A successful modern composer fell in love with and agreed to purchase the hall as a fully restored house from Neil’s company if planning could be gained based upon one of Andrews detailed designs. This would involve demolition of the servants’ hall and kitchens and the substitution of a crenulated gothic fašade installed in keeping with the original. The scheme would have included the use of the stable block as studios the cellars for sound recording and the house for entertaining and as a family home. The beauty of this project would be its low intensity and more original use of the building however two alternative applications were turned down for planning consent by the district council even though they did have the backing of the parish council and the Georgian society who were keen to see the original plan restored. Hotel use was considered out of the question too so that left sadly only one future for the hall other than to fall back into ruin –subdivision into apartments.

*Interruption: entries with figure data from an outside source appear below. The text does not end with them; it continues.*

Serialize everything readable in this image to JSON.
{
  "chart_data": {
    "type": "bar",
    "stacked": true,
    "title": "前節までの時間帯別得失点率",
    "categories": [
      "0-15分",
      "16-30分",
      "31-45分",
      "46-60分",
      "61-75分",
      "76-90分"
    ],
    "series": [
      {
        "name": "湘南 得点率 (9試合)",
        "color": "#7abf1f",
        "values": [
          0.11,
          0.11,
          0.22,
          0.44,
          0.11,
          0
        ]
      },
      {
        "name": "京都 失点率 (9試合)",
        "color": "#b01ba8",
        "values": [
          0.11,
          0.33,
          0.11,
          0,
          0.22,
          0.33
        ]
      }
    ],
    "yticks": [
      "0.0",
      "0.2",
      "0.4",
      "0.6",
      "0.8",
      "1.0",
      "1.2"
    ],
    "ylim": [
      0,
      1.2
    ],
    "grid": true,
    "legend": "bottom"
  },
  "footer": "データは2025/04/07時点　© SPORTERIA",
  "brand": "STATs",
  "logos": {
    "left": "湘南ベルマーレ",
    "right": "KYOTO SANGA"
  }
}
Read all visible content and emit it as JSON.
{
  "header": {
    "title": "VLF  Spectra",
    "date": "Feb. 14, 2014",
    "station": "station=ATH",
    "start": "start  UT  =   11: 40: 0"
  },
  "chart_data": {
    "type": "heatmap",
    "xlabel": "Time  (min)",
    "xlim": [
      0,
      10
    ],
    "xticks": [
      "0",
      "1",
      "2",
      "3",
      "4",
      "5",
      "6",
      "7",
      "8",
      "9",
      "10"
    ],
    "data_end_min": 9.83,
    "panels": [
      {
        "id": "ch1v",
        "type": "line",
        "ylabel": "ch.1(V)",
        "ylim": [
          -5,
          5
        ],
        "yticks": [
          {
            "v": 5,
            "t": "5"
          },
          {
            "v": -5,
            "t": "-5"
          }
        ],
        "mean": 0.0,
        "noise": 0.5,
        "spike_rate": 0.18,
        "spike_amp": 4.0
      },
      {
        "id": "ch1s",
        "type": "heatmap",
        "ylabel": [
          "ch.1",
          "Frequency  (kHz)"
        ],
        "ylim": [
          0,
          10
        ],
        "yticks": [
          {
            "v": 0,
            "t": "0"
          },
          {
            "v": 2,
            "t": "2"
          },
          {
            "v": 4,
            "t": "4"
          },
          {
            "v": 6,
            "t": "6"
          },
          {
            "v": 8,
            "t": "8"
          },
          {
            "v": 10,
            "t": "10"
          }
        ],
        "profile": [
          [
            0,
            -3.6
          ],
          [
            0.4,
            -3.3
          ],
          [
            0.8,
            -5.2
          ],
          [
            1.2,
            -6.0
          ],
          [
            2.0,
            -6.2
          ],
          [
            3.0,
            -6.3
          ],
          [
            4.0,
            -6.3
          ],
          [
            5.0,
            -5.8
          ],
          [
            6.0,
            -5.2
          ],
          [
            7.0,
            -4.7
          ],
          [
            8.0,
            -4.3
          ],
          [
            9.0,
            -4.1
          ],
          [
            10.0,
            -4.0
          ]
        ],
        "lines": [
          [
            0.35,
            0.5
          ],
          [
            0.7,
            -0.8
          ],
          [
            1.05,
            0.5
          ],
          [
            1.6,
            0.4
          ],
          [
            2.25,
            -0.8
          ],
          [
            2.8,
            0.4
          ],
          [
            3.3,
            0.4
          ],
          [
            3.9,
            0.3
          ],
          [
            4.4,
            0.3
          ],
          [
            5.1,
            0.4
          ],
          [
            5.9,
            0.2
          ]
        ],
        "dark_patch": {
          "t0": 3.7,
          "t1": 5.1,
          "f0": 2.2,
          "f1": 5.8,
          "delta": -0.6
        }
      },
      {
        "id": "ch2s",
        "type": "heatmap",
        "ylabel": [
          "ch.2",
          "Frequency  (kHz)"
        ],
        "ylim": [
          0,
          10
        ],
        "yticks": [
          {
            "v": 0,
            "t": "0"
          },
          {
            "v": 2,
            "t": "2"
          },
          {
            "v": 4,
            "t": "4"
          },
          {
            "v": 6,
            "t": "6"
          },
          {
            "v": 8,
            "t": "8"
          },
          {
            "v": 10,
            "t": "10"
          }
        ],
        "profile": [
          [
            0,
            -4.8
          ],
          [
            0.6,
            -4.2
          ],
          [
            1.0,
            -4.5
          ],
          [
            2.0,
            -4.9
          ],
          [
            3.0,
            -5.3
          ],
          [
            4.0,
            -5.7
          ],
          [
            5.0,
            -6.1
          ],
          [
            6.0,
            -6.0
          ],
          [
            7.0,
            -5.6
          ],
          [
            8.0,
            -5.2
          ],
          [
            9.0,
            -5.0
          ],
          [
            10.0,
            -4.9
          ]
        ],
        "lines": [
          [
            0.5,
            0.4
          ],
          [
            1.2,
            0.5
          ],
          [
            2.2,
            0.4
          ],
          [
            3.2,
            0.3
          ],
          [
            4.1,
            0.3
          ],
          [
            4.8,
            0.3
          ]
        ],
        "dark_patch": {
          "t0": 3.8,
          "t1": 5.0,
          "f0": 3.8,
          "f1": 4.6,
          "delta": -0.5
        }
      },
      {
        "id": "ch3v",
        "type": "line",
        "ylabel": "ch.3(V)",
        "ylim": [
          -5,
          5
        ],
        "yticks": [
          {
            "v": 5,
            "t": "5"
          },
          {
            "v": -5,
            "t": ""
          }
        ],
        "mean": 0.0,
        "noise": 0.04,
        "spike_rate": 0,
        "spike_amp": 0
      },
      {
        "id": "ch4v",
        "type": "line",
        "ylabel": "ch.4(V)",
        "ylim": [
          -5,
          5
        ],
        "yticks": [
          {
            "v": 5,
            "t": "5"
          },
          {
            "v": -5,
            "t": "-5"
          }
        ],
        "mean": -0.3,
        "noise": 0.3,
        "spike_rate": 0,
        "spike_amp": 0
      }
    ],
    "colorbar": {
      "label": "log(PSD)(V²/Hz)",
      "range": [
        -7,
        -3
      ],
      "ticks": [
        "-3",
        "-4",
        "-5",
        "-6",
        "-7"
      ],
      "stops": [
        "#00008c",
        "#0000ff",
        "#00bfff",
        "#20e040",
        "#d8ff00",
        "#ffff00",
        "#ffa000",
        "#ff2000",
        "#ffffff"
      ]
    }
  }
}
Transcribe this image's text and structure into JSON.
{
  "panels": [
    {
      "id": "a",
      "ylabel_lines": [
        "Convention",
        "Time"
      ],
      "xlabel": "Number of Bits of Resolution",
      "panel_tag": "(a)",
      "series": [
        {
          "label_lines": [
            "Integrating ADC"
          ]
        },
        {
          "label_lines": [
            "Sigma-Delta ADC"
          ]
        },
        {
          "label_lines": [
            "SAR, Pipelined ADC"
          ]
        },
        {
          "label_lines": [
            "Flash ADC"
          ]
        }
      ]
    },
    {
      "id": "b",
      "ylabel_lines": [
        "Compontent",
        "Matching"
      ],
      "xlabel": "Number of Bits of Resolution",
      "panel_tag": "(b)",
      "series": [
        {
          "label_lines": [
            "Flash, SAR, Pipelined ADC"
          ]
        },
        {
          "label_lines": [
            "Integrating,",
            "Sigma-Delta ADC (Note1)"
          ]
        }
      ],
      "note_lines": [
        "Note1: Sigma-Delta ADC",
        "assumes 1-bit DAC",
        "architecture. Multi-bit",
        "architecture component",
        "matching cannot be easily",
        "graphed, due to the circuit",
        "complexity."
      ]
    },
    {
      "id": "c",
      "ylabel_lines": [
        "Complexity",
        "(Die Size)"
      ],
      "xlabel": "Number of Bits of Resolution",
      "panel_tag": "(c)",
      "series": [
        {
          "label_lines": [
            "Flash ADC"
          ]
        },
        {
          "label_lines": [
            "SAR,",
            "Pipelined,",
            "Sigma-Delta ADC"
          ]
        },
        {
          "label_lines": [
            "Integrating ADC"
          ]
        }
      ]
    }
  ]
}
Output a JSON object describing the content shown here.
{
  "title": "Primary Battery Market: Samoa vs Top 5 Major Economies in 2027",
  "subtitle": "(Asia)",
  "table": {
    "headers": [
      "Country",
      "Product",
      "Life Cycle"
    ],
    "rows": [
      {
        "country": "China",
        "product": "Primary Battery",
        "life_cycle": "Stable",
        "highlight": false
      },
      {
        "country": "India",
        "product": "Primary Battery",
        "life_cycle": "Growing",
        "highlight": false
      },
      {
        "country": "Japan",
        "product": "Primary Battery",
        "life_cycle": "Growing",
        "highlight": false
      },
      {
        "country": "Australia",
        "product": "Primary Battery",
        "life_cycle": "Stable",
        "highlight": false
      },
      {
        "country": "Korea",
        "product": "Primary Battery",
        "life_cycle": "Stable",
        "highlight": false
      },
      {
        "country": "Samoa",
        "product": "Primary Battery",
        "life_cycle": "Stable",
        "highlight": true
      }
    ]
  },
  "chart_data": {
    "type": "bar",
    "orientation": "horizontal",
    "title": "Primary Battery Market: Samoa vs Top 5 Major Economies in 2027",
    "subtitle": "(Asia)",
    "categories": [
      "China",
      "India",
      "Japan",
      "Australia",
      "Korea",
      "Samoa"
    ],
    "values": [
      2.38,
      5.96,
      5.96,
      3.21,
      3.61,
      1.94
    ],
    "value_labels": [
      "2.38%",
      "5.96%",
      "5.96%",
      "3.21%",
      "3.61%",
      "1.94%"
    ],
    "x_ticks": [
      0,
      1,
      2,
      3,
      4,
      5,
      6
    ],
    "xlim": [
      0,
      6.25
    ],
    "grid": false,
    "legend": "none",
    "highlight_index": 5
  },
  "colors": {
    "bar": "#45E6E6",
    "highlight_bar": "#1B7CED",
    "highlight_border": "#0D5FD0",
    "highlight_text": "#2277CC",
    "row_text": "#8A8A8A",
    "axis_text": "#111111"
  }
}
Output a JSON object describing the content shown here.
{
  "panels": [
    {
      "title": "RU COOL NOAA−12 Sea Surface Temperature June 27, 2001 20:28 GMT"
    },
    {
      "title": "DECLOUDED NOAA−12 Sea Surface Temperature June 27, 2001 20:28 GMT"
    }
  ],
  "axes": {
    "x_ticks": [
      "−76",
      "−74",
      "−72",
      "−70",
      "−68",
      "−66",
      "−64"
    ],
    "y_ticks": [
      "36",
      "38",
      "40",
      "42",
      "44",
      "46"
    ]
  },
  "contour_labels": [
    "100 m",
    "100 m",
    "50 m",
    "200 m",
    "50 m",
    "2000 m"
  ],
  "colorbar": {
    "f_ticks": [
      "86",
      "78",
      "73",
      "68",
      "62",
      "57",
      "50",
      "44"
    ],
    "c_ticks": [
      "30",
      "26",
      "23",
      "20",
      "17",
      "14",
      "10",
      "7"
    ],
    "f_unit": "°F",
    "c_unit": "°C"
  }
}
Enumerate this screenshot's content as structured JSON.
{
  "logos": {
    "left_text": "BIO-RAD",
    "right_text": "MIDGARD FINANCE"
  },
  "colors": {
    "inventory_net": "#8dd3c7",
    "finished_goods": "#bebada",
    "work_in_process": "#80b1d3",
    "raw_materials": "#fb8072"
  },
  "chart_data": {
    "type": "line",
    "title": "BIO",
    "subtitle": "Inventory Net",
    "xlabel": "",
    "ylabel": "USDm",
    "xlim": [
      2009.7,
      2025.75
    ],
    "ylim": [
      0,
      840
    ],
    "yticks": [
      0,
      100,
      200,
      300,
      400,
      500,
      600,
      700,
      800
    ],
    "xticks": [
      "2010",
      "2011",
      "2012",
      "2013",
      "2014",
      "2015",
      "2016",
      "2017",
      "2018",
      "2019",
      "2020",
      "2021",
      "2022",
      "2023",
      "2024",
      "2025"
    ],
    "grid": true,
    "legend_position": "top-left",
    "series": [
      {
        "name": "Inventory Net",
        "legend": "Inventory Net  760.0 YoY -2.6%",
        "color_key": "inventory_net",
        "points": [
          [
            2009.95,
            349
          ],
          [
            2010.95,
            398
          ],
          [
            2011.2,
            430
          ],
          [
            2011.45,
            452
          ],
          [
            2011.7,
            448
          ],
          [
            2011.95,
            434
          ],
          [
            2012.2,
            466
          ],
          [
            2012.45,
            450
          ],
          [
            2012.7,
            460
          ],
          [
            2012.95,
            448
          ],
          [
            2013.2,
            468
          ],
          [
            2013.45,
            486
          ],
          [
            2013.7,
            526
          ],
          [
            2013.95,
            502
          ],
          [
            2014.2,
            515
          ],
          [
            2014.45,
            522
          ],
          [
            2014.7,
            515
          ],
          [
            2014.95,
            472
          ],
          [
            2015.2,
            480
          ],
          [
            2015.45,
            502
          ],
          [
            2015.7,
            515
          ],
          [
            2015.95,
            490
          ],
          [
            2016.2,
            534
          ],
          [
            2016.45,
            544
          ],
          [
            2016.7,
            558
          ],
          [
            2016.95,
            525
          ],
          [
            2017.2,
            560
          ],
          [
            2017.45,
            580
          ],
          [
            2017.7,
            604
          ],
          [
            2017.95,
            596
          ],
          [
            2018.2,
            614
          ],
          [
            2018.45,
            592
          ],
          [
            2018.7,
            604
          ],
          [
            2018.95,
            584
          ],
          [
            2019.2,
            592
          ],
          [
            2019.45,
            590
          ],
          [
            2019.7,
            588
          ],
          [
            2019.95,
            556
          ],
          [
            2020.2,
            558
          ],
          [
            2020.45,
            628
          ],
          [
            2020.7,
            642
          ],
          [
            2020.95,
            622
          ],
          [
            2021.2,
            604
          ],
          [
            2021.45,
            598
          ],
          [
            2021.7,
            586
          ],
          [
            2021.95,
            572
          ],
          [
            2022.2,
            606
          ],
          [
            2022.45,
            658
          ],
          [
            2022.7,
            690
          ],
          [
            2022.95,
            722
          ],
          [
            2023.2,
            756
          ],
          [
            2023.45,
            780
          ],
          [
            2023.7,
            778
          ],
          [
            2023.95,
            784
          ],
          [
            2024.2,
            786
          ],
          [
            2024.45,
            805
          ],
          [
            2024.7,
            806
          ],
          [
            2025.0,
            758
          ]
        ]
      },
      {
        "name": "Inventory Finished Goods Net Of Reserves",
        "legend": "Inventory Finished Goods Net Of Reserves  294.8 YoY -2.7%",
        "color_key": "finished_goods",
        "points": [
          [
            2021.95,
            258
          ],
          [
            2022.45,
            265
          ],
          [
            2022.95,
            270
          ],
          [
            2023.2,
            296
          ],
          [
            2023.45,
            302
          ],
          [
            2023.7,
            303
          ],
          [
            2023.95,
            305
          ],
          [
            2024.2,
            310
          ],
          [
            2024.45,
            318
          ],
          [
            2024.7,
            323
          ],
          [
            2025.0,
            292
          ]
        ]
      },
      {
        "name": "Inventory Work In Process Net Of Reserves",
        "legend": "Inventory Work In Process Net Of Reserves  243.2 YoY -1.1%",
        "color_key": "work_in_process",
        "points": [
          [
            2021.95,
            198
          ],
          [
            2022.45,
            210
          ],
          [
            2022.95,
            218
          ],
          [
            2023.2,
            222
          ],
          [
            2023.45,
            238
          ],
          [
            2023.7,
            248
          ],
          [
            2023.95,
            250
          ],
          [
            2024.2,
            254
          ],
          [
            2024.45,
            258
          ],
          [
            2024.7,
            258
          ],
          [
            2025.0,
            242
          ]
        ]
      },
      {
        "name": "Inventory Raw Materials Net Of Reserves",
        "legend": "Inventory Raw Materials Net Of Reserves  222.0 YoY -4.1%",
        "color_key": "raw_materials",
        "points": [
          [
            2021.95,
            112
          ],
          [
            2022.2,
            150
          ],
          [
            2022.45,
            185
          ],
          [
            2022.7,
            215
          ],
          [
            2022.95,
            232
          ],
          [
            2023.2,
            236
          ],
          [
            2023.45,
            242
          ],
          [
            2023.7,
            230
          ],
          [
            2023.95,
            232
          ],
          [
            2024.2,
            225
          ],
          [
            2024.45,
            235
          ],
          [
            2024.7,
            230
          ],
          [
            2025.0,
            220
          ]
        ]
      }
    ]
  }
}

Timeless apley may appear but time waits for no man. Progress continues and the hall is being split into residential apartments by developers Earlstone under the expert guidance of Mr Graham Moss conservation architect who has been at great pains in his designs to minimise the impact of sub-division on the structure, but sadly those enfilade staterooms will never be able to host grand-balls of past epic proportions.

Neil and his French family are currently traveling Europe with a small band of international craftsmen repairing ruined chateaux and other historic buildings. But have many pleasant memories of halcyon days and sumptuous soirees at Apley.